Except, the comparisons with Auburn only go so far.
“Everyone wants to paint with that brush because they’re both from the SEC,” UO coach Chip Kelly said. “But that’s like saying Oregon and Washington are the same because we’re both in the Pac-12. … Auburn and LSU are not similar scheme-wise. LSU does some things Auburn didn’t do very well and Auburn did some things LSU couldn’t do very well.”
The Tigers return starting defensive ends Kendrick Adams and Sam Montgomery to the front four, but have new starters at the tackles. It should be an interesting match-up.
On paper, the Ducks lost three starters on the interior line – Bo Thran (12 starts last year), Jordan Holmes (13), and C.E. Kaiser (12). But Weems was in the playing rotation all season, starting seven times.

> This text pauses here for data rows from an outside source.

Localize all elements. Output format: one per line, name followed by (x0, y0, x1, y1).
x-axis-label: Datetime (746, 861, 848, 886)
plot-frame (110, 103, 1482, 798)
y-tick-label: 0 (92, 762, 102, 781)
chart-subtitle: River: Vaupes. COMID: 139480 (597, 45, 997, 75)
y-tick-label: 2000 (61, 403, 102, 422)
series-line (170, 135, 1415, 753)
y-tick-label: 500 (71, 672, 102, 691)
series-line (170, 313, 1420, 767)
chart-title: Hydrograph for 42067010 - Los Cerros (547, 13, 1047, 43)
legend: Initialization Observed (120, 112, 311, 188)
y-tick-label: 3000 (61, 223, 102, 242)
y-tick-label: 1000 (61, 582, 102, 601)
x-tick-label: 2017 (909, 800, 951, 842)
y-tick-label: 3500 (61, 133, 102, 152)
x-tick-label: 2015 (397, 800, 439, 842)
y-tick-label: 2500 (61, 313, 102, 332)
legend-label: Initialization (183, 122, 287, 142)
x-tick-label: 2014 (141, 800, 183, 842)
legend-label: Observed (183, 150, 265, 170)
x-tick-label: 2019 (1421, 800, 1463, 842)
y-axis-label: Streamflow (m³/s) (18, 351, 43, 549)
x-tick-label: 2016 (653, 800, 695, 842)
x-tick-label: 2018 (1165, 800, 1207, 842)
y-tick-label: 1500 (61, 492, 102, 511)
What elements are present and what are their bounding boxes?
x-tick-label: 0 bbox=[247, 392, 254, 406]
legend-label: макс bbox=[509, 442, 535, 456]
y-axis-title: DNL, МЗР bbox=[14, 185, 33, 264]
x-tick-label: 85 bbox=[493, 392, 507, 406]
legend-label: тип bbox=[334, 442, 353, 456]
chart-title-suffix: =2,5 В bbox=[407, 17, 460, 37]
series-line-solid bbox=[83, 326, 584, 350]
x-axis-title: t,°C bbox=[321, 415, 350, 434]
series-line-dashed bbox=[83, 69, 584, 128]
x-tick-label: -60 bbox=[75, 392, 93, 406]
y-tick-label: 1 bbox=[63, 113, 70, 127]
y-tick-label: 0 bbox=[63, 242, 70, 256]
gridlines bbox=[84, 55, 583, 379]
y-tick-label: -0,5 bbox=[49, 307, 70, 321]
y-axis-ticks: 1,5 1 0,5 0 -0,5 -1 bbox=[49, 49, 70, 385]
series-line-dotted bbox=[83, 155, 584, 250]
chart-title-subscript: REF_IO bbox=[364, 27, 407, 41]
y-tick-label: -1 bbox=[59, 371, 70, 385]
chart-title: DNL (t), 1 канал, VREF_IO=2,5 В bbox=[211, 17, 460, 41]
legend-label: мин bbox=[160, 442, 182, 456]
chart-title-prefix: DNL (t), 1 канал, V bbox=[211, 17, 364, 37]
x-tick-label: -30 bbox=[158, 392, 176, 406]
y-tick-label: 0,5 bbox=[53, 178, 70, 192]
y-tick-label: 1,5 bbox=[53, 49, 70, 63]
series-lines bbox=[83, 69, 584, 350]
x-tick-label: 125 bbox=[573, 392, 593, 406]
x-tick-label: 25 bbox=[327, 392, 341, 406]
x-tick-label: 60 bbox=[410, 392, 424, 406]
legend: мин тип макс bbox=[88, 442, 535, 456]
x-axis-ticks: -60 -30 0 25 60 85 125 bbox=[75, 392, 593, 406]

Ramsen Golpashin, the redshirt senior penciled in as this year’s starting right guard, saw action in 12 of 13 games.
“Really, when you talk about kids in the mix who haven’t been on the field, you’re really just talking about the center position,” Greatwood said.
There, redshirt freshman Hroniss Grasu has won a three-way battle with sophomore Karrington Armstrong, and Hamani Stevens, freshly back from his two-year church mission.
Grasu has beefed up to 6 feet 3, 291 pounds from 278 in the spring, squats 485 pounds and shows remarkable athleticism for his bulk.
“Physically, he’s ready,” Weems said. “Mentally, he’s been getting in so we can get after the film with each other. At this point, it’s just kind of putting him out there and seeing how it happens.”
Even with Grasu’s rookie status, the Ducks appear to be in better shape than they were in the 2009 season-opener at Boise State, when their rebuilt interior line struggled all night.
The Ducks carried 17 times for 31 yards in that one, and lost 19-8.
“Let’s hope we don’t have a repeat,” Greatwood said. “It’s going to be a stern test right off the bat, so we’ll find out. We’ll have a pretty good litmus test of where we’re at coming out of this first game.”